Run one of the commands below:

python trl_sft.py --quantized false --peft false --cot true
python trl_sft.py --quantized false --peft true --cot true
python trl_sft.py --quantized true --peft true --cot true

After the fine-tuning completes, you'll see the fine-tuned model saved in one of the following folders, as specified in output_dir of SFTConfig in trl_sft.py:

llama31-8b-text2sql-fft-nonquantized-cot
llama31-8b-text2sql-peft-nonquantized-cot
llama31-8b-text2sql-peft-quantized-cot

The train loss chart should look like this:

Fine-tuning with Llama 3.3 70B

If you have 8xH100 GPUs, you can use torchtune to fine-tune Llama 3.3 70B and then evaluate the fine-tuned model.
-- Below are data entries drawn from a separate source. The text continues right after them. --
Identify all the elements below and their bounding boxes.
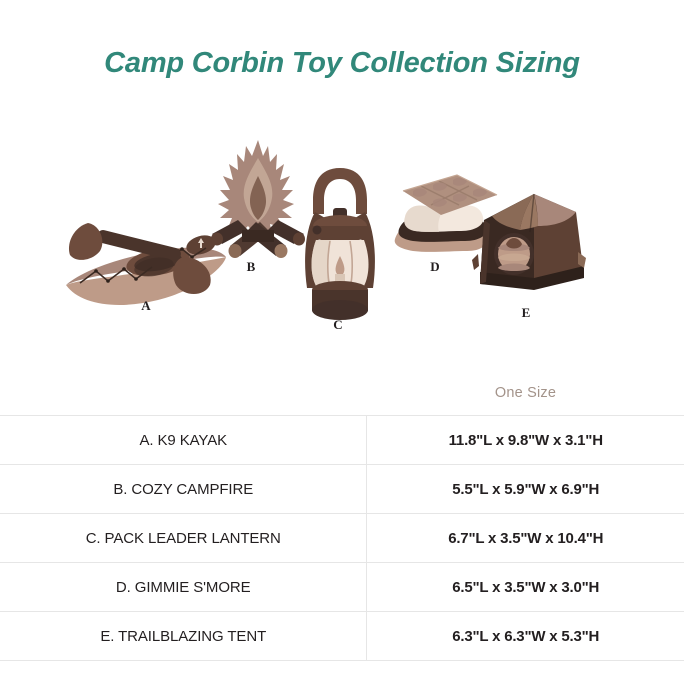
product-size-cell: 5.5"L x 5.9"W x 6.9"H [366, 465, 684, 513]
product-name-cell: A. K9 KAYAK [0, 416, 366, 464]
product-size-cell: 6.5"L x 3.5"W x 3.0"H [366, 563, 684, 611]
figure-label-c: C [323, 317, 353, 333]
column-header-one-size: One Size [367, 370, 684, 415]
table-row: A. K9 KAYAK 11.8"L x 9.8"W x 3.1"H [0, 415, 684, 464]
product-name-cell: C. PACK LEADER LANTERN [0, 514, 366, 562]
product-size-cell: 6.7"L x 3.5"W x 10.4"H [366, 514, 684, 562]
table-row: E. TRAILBLAZING TENT 6.3"L x 6.3"W x 5.3… [0, 611, 684, 661]
figure-label-b: B [236, 259, 266, 275]
tent-illustration [472, 188, 590, 306]
page-title: Camp Corbin Toy Collection Sizing [0, 47, 684, 80]
figure-label-a: A [131, 298, 161, 314]
product-size-cell: 6.3"L x 6.3"W x 5.3"H [366, 612, 684, 660]
figure-label-d: D [420, 259, 450, 275]
table-row: C. PACK LEADER LANTERN 6.7"L x 3.5"W x 1… [0, 513, 684, 562]
product-size-cell: 11.8"L x 9.8"W x 3.1"H [366, 416, 684, 464]
product-name-cell: D. GIMMIE S'MORE [0, 563, 366, 611]
sizing-table: One Size A. K9 KAYAK 11.8"L x 9.8"W x 3.… [0, 370, 684, 661]
product-name-cell: E. TRAILBLAZING TENT [0, 612, 366, 660]
table-row: D. GIMMIE S'MORE 6.5"L x 3.5"W x 3.0"H [0, 562, 684, 611]
table-header-row: One Size [0, 370, 684, 415]
illustration-stage: A B [0, 120, 684, 345]
campfire-illustration [208, 138, 308, 260]
lantern-illustration [297, 164, 383, 324]
table-row: B. COZY CAMPFIRE 5.5"L x 5.9"W x 6.9"H [0, 464, 684, 513]
figure-label-e: E [511, 305, 541, 321]
product-name-cell: B. COZY CAMPFIRE [0, 465, 366, 513]
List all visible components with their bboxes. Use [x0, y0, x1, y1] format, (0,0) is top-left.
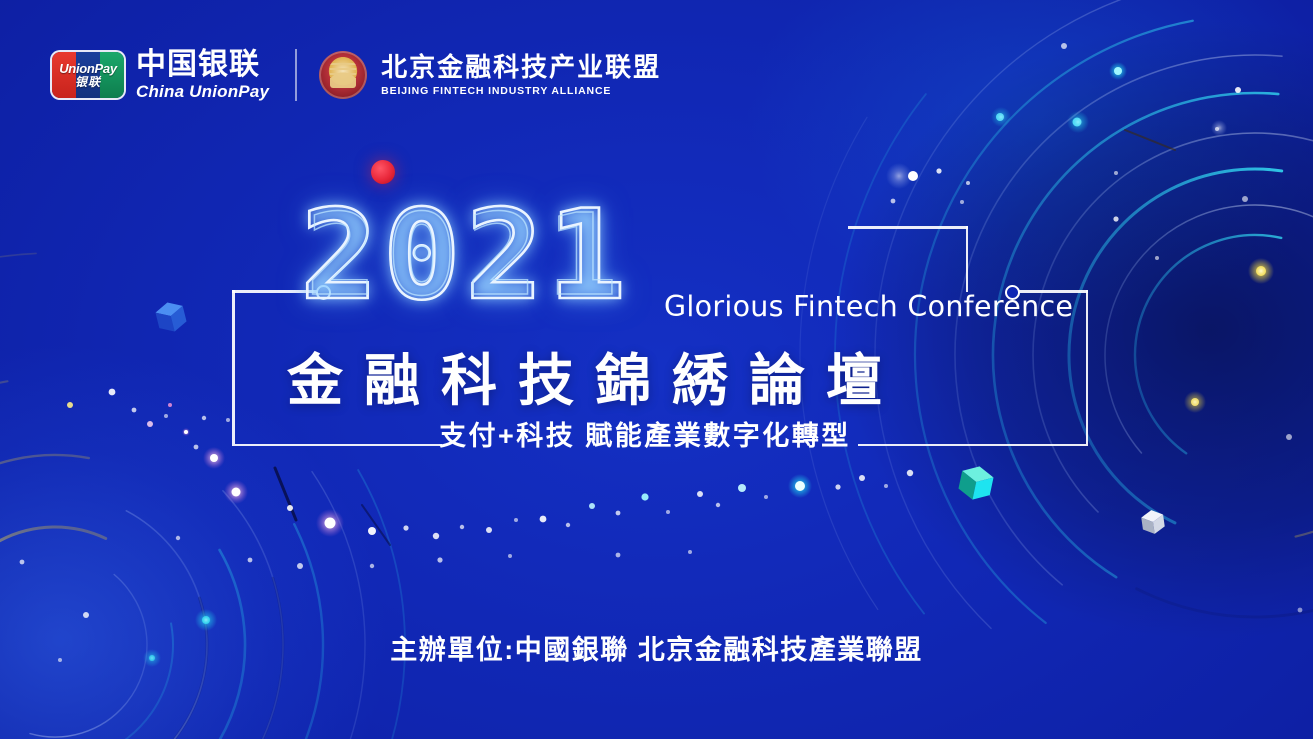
logo-divider: [295, 49, 297, 101]
unionpay-mark-top-label: UnionPay: [59, 62, 117, 76]
alliance-emblem-icon: [319, 51, 367, 99]
alliance-name-cn: 北京金融科技产业联盟: [381, 54, 661, 80]
chinese-title: 金融科技錦綉論壇: [287, 336, 903, 417]
blue-cube-icon: [149, 295, 193, 339]
unionpay-mark-icon: UnionPay 银联: [52, 52, 124, 98]
red-accent-dot: [371, 160, 395, 184]
particle-strand-upper-left: [109, 389, 230, 469]
tagline: 支付+科技 賦能產業數字化轉型: [439, 414, 851, 453]
white-cube-icon: [1136, 505, 1170, 539]
organizer-text: 主辦單位:中國銀聯 北京金融科技產業聯盟: [0, 628, 1313, 667]
alliance-wordmark: 北京金融科技产业联盟 BEIJING FINTECH INDUSTRY ALLI…: [381, 54, 661, 97]
bracket-top-tick: [848, 226, 968, 292]
alliance-name-en: BEIJING FINTECH INDUSTRY ALLIANCE: [381, 86, 661, 97]
unionpay-name-en: China UnionPay: [136, 83, 269, 100]
title-block: 2021 2021 Glorious Fintech Conference 金融…: [232, 194, 1088, 446]
logo-bar: UnionPay 银联 中国银联 China UnionPay 北京金融科技产业…: [52, 49, 661, 101]
year-text-inner-stroke: 2021: [306, 200, 627, 312]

Note that "active development on torchtune" has been stopped (detail), but "Torchtune will continue to receive critical bug fixes and security patches during 2025", so here we just show torchtune as a method to fine-tune the larger Llama 3.3 70B on multiple GPUs.

pip install torch torchvision torchao
pip install torchtune
tune download meta-llama/Llama-3.3-70B-Instruct --ignore-patterns "original/consolidated*" --output-dir /tmp/Llama-3.3-70B-Instruct
git clone https://github.com/pytorch/torchtune
cd torchtune/tree/main/recipes/configs

Modify llama3_3/70B_lora.yaml as follows:

output_dir: /tmp/torchtune/llama3_3_70B/lora

# Dataset and Sampler
dataset:
  _component_: torchtune.datasets.chat_dataset
  source: json
  conversation_column: messages
  conversation_style: openai
  data_files: train_text2sql_cot_dataset_array.json
  #split: train
seed: null
shuffle: True

# Validation
run_val_every_n_steps: null  # Change to an integer to enable validation every N steps
dataset_val:
  _component_: torchtune.datasets.chat_dataset
  source: json
  conversation_column: messages
  conversation_style: openai
  data_files: test_text2sql_cot_dataset_array.json
  #split: validation
batch_size_val: ${batch_size}

Then run:

tune run --nproc_per_node 8 lora_finetune_distributed --config llama3_3/70B_lora

After the fine-tuning is done, cd to text2sql/fine-tuning folder, set peft_model_path as /tmp/torchtune/llama3_3_70B/lora and output_dir as llama3_3_70B/lora, then run vllm serve llama3_3_70B/lora --tensor-parallel-size 8 --max-num-batched-tokens 8192 --max-num-seqs 64.

Finally, in the eval/llama_eval.sh, set model='llama3_3_70B/lora', and run sh llama_eval.sh. The accuracy of the fine-tuned Llama 3.3 70B should be around 57.24%, compared with the original 54.11% for off-the-shelf Llama 3.3 70B as shown in the eval README.